Definition:Hangarkeepers liability insurance

🏗️ Hangarkeepers liability insurance provides coverage to fixed-base operators (FBOs), maintenance facilities, and other aviation service providers for their legal liability arising from damage to aircraft left in their care, custody, or control. This is a bailee-type coverage: the insured does not own the aircraft but has temporarily assumed responsibility for them — whether for storage, maintenance, repair, or fueling — and faces potential liability if those aircraft are damaged or destroyed due to the insured's negligence or covered perils such as fire, windstorm, or hangar collapse. Within the aviation insurance market, hangarkeepers liability occupies a distinct niche separate from an aircraft owner's own hull policy, addressing the specific exposure that arises when valuable aircraft assets are entrusted to a third party.

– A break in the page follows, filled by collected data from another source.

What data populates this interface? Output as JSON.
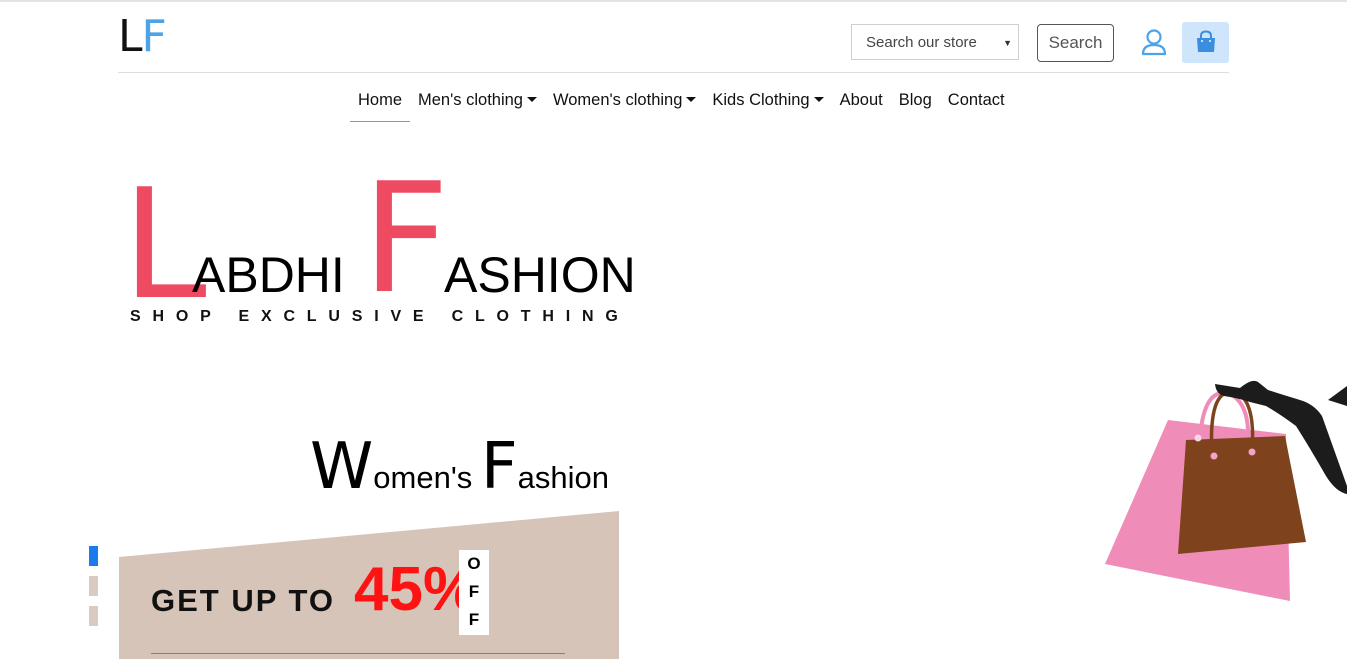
{
  "header": {
    "logo": {
      "first": "L",
      "second": "F"
    },
    "search_select": {
      "selected": "Search our store"
    },
    "search_button": "Search"
  },
  "nav": {
    "items": [
      {
        "label": "Home",
        "active": true,
        "dropdown": false
      },
      {
        "label": "Men's clothing",
        "dropdown": true
      },
      {
        "label": "Women's clothing",
        "dropdown": true
      },
      {
        "label": "Kids Clothing",
        "dropdown": true
      },
      {
        "label": "About",
        "dropdown": false
      },
      {
        "label": "Blog",
        "dropdown": false
      },
      {
        "label": "Contact",
        "dropdown": false
      }
    ]
  },
  "hero": {
    "brand": {
      "first_cap": "L",
      "first_rest": "ABDHI",
      "second_cap": "F",
      "second_rest": "ASHION"
    },
    "tagline": "SHOP EXCLUSIVE CLOTHING",
    "slide_title": {
      "cap1": "W",
      "rest1": "omen's ",
      "cap2": "F",
      "rest2": "ashion"
    },
    "promo": {
      "text": "GET UP TO",
      "percent": "45%",
      "off": [
        "O",
        "F",
        "F"
      ]
    }
  },
  "carousel": {
    "slides": 3,
    "active_index": 0
  },
  "colors": {
    "accent_blue": "#4da3e8",
    "brand_red": "#ee4a62",
    "promo_bg": "#d6c4b8",
    "promo_red": "#ff1212",
    "nav_active": "#3ec08c",
    "indicator_active": "#1a7bf0",
    "indicator_inactive": "#d9cbc1"
  },
  "icons": {
    "user": "user-icon",
    "cart": "shopping-bag-icon",
    "hero_art": "shopping-bag-illustration"
  }
}
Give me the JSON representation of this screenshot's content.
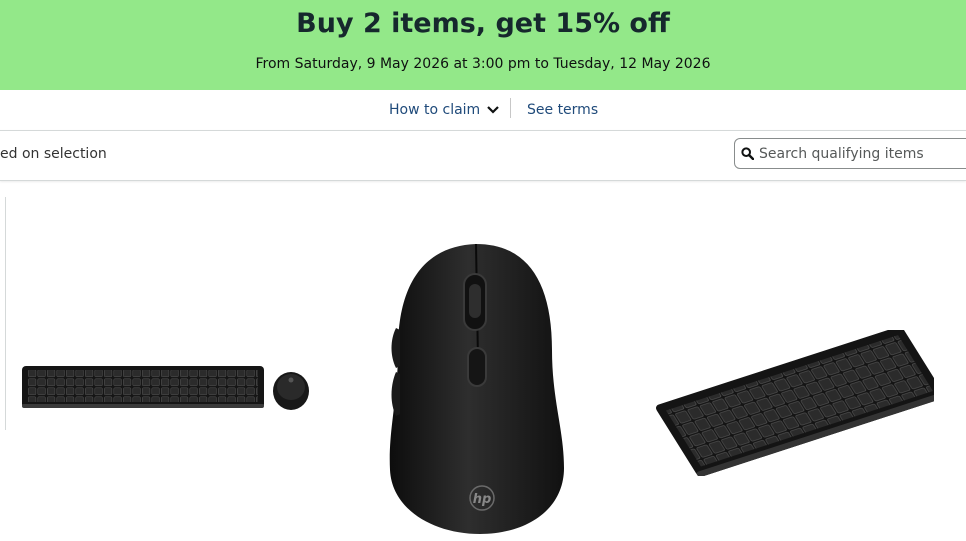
{
  "banner": {
    "title": "Buy 2 items, get 15% off",
    "subtitle": "From Saturday, 9 May 2026 at 3:00 pm to Tuesday, 12 May 2026",
    "background_color": "#93e889"
  },
  "claim": {
    "how_to_claim_label": "How to claim",
    "see_terms_label": "See terms",
    "link_color": "#1f4a7a"
  },
  "filter": {
    "text": "ed on selection",
    "search_placeholder": "Search qualifying items",
    "search_icon": "search-icon"
  },
  "products": [
    {
      "kind": "keyboard-and-mouse-combo"
    },
    {
      "kind": "wireless-mouse",
      "logo_text": "hp"
    },
    {
      "kind": "compact-keyboard"
    }
  ]
}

🔧 Coverage typically attaches when an aircraft enters the insured premises or comes under the service provider's operational control, and it remains in force until the aircraft is returned to its owner or operator. Policies are usually structured with a per-aircraft limit and an aggregate limit for all aircraft in the insured's care at any given time. The underwriter evaluates several key factors: the physical characteristics of the hangar or facility (construction type, fire suppression systems, proximity to other structures), the types of aircraft typically serviced (piston singles versus large business jets carry vastly different values), the volume of aircraft movements, and the insured's safety protocols and claims history. Exclusions commonly address damage arising from the aircraft's own operation — taxiing accidents caused by the owner's pilot, for example — and losses attributable to war, terrorism, or nuclear perils, which would fall under separate war risk or government-backed programs. In some markets, hangarkeepers coverage can be bundled into a broader airport liability or aviation general liability program, while in others it is written as a standalone policy.

✅ For aircraft owners and operators, verifying that their maintenance provider or FBO carries adequate hangarkeepers liability coverage is a fundamental part of aviation risk management. A gap in this coverage could leave an aircraft owner relying solely on their own hull policy to recover from damage caused by a negligent service provider — potentially triggering subrogation actions and disputes over liability allocation. The coverage is particularly important at airports and maintenance hubs where dozens of high-value aircraft may be concentrated in a single facility, creating accumulation risk that underwriters must carefully manage. As general aviation and business aviation activity has grown in markets across North America, Europe, and the Asia-Pacific region, demand for hangarkeepers liability coverage has expanded accordingly, with policy structures adapting to accommodate increasingly sophisticated aircraft — including unmanned aerial systems — and the evolving liability standards imposed by national aviation authorities and local tort law.